【短編】Little Kiss Magic 2~秘密と嫉妬~
Side 香織
「……ごめん。」

彼のその言葉に何だか一線を引かれたみたいで…胸がズキンと痛んだ。

その後学校まで肩を並べて歩いたけれど、どこか口数も少なくて、廉君は何かを考え込んでいるようだった。

何を考えているんだろう。

もしかして、さっきのキスをあたしが嫌がったと思っているのかな?

イヤだったわけじゃない。ただ、クラスメイトが周りにいるかと思って恥ずかしかっただけなのに…
廉君…怒っているのかな?

少し俯き加減で何かを考える時の遠い目をしている廉君の横顔をじっと見つめる。

長い睫毛、すっと通った高い鼻、眼鏡をとるとすごく綺麗な瞳をしていて、結構整ったカッコイイ部類の顔立ちをしている。
目立たないけどスポーツだって実はかなり出来て、頭が良くて、身長だって高い。
付き合ってみてわかったけれど、廉君はひょろりとした見かけほど細くなくて意外とがっしりしていたりする。
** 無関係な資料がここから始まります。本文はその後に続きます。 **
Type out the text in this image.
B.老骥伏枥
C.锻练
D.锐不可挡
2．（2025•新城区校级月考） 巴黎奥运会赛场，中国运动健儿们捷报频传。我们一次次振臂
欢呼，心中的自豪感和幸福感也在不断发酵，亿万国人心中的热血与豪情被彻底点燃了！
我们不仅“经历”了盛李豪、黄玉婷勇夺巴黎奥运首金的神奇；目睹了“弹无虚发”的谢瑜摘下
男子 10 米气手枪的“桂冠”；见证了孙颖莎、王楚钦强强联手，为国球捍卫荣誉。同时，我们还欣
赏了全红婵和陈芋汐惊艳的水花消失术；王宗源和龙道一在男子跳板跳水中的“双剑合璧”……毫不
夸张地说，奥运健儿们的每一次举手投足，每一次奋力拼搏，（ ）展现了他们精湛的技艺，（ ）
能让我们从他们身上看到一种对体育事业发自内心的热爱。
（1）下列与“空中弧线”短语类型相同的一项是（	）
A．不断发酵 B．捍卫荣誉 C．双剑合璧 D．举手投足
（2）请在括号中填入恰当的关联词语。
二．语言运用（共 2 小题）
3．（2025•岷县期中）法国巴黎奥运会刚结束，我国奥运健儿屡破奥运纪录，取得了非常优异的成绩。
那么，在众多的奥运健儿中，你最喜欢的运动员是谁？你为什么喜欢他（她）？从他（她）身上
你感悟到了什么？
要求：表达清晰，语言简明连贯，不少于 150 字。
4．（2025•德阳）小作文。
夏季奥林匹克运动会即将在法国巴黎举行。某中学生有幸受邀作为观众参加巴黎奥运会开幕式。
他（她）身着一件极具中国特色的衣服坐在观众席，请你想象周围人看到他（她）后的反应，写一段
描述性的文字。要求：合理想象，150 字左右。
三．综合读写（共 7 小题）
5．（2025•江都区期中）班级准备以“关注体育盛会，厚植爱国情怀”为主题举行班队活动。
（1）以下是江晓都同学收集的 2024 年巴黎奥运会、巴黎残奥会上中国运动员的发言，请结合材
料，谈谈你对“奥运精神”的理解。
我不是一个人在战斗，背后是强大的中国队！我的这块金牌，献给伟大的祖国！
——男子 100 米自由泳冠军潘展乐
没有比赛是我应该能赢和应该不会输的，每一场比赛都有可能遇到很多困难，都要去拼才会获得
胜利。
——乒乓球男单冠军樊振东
クラスメイトたちはあたしが廉君と付き合いだしたことに異議を唱えたりもしたけれど、あたしは全然気にならなかった。
彼の瞳がどんなに綺麗か誰も知らないくせにって心の奥底で優越感に浸っていたのよ。

あたしにだけ見せてくれる眼鏡を外した廉君の笑顔があたしは大好きで…。

その笑顔の傍にずっとずっと一緒にいたいと思うの。